Whether you are purchasing or refinancing, we have the right solutions available for your multifamily mortgage loans. We will entertain loan requests of all sizes, beginning at $1,000,000. Click here to get started with a free loan quote.
Washington DC Multifamily Loan Information
Developers Add More Units to Capital Riverfront; Trade Velocity Ascends in Maryland and D.C.
Class C apartments drive rent growth as elevated completions raise vacancy. Construction cranes remain a mainstay of the District skyline as the development pipeline for the greater D.C. metro area expands to a five-year high in 2019. The focal points of construction are shifting from submarkets such as Central D.C. and Tysons Corner to others including East Alexandria and North Arlington. The number of upcoming arrivals is also accelerating along the Capital Riverfront and in downtown Silver Spring. The greater number of openings will weigh mildly on vacancy in the short term. Amazon’s expansion into Crystal City will improve demand for top-tier apartments in the submarket as the company begins to hire for its new headquarters. High-end rentals are rapidly leasing in Navy Yard as well, but in other areas with numerous completions, Class A concession use is rising. These leasing incentives will slow growth in overall effective rents this year. Above-market appreciation will occur primarily among Class C apartments, as vacancy for these rentals falls below 1 percent in some parts of D.C. and Maryland.
Investment activity continues to grow as more older properties change hands. Transaction velocity in Washington, D.C., set a new record in 2018 as sale prices began to recede from the cycle-high achieved two years earlier. Part of this dip is driven by more deals for Class B properties, particularly in Maryland neighborhoods around Joint Base Andrews. A concentrated number of Class C assets changed hands just to the northwest in Anacostia. Composed of largely older supply, new revitalization efforts and retail openings pave the way for investors to reposition assets and add value. Higher yields are an added incentive, as cap rates here range 100 basis points or more above the market’s average initial return in the low-5 percent zone. Investors interested in acquiring assets in areas where long-term rental demand is likely to rise may look around Amazon’s planned developments in Crystal and Pentagon cities as well as nearby Arlington and Alexandria.
2019 Washington DC Apartment Market Forecast
National Multifamily Index rank of 29, up 3 places. Washington DC, inches up three slots, remaining in the bottom half of this year’s Index.
Employment in Washington DC is up 1.3%. Metro employers will create 42,000 jobs this year, led by hiring in the professional and business services sector.

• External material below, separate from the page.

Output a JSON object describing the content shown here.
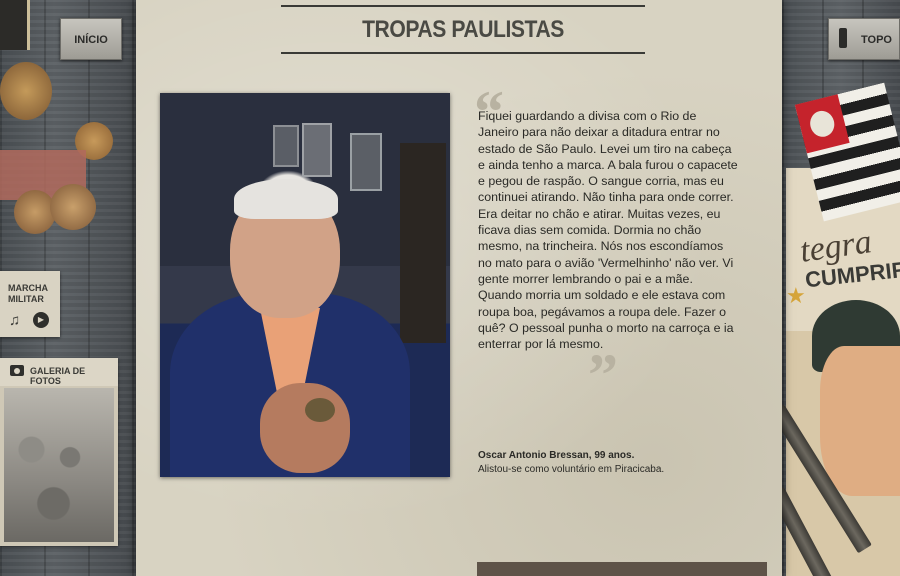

Construction of apartments in Washington DC expected to number 14,400. Deliveries will reach a five-year high in 2019 as construction expands in key submarkets across the market. Arrivals are picking up the most in Silver Spring, an affordable alternative to the District.

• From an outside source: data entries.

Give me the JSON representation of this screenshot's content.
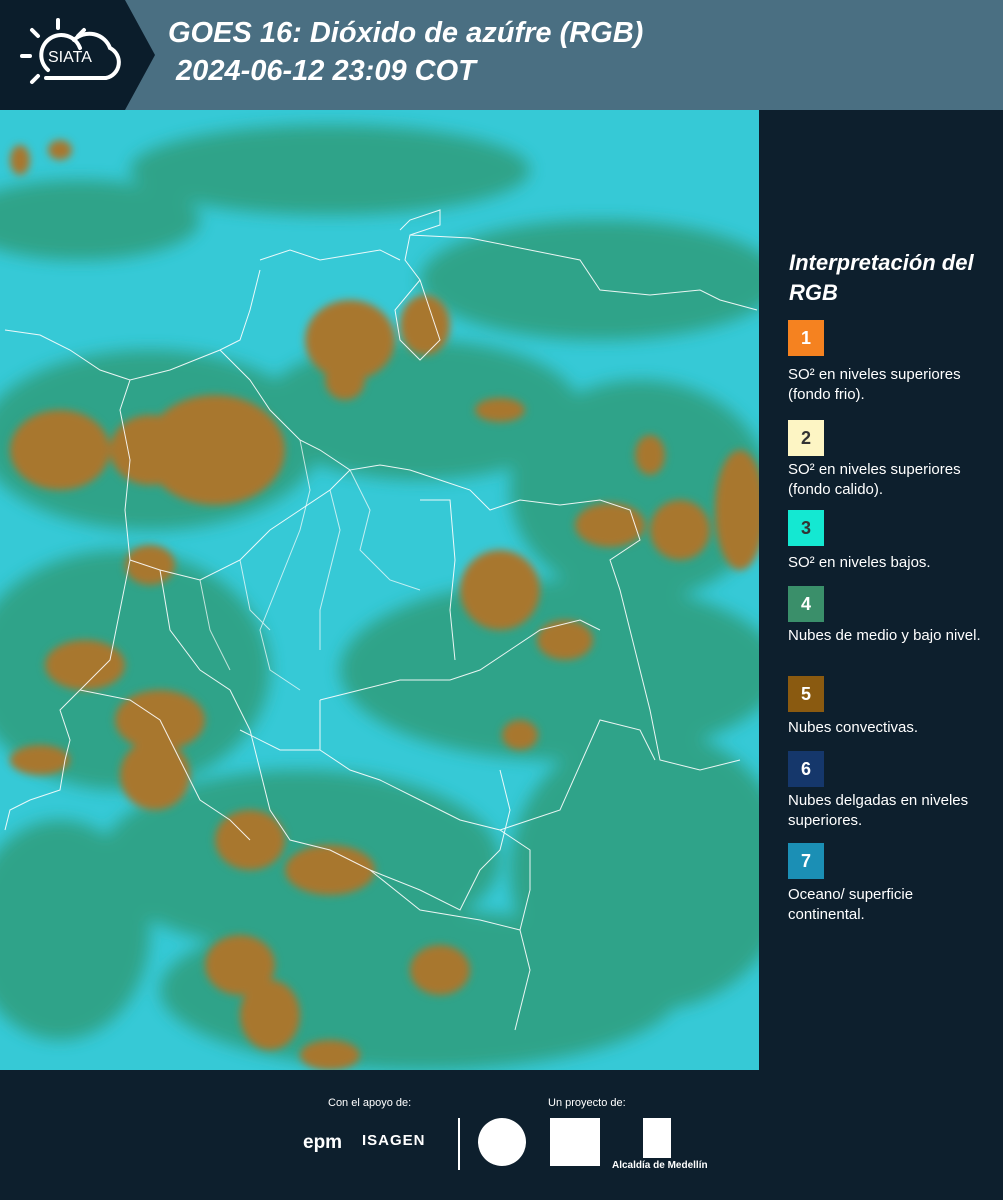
{
  "header": {
    "logo_text": "SIATA",
    "title_line1": "GOES 16: Dióxido de azúfre (RGB)",
    "title_line2": " 2024-06-12 23:09 COT",
    "background_color": "#4a6f82"
  },
  "legend": {
    "title": "Interpretación del RGB",
    "items": [
      {
        "number": "1",
        "color": "#f58220",
        "text_color": "#ffffff",
        "description": "SO² en niveles superiores (fondo frio)."
      },
      {
        "number": "2",
        "color": "#fdf5c4",
        "text_color": "#333333",
        "description": "SO² en niveles superiores (fondo calido)."
      },
      {
        "number": "3",
        "color": "#14e8d2",
        "text_color": "#333333",
        "description": "SO² en niveles bajos."
      },
      {
        "number": "4",
        "color": "#3a8f6a",
        "text_color": "#ffffff",
        "description": "Nubes de medio y bajo nivel."
      },
      {
        "number": "5",
        "color": "#8a5a10",
        "text_color": "#ffffff",
        "description": "Nubes convectivas."
      },
      {
        "number": "6",
        "color": "#15376b",
        "text_color": "#ffffff",
        "description": "Nubes delgadas en niveles superiores."
      },
      {
        "number": "7",
        "color": "#1b8fb5",
        "text_color": "#ffffff",
        "description": "Oceano/ superficie continental."
      }
    ]
  },
  "map": {
    "ocean_color": "#36c9d6",
    "cloud_green_color": "#2f9d7c",
    "convective_color": "#a8772e",
    "border_color": "#ffffff"
  },
  "footer": {
    "support_label": "Con el apoyo de:",
    "project_label": "Un proyecto de:",
    "sponsor1": "epm",
    "sponsor2": "ISAGEN",
    "partner_alcaldia": "Alcaldía de Medellín"
  }
}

Vacancy in Washington DC multifamily is up 20 basis points. Elevated construction activity will nudge the metro-wide vacancy rate up to 4.6 percent. Last year vacancy fell 60 basis points.
Washington DC apartment rents up 1.9%. The average effective rent will advance to $1,760 per month following a 3.0 percent growth rate in 2018.
Investment in Washington DC apartments is good. Investors in the $20 million and above tranche are predominantly acquiring assets in northern Virginia and Maryland, where entry costs are lower and yields are higher than in D.C.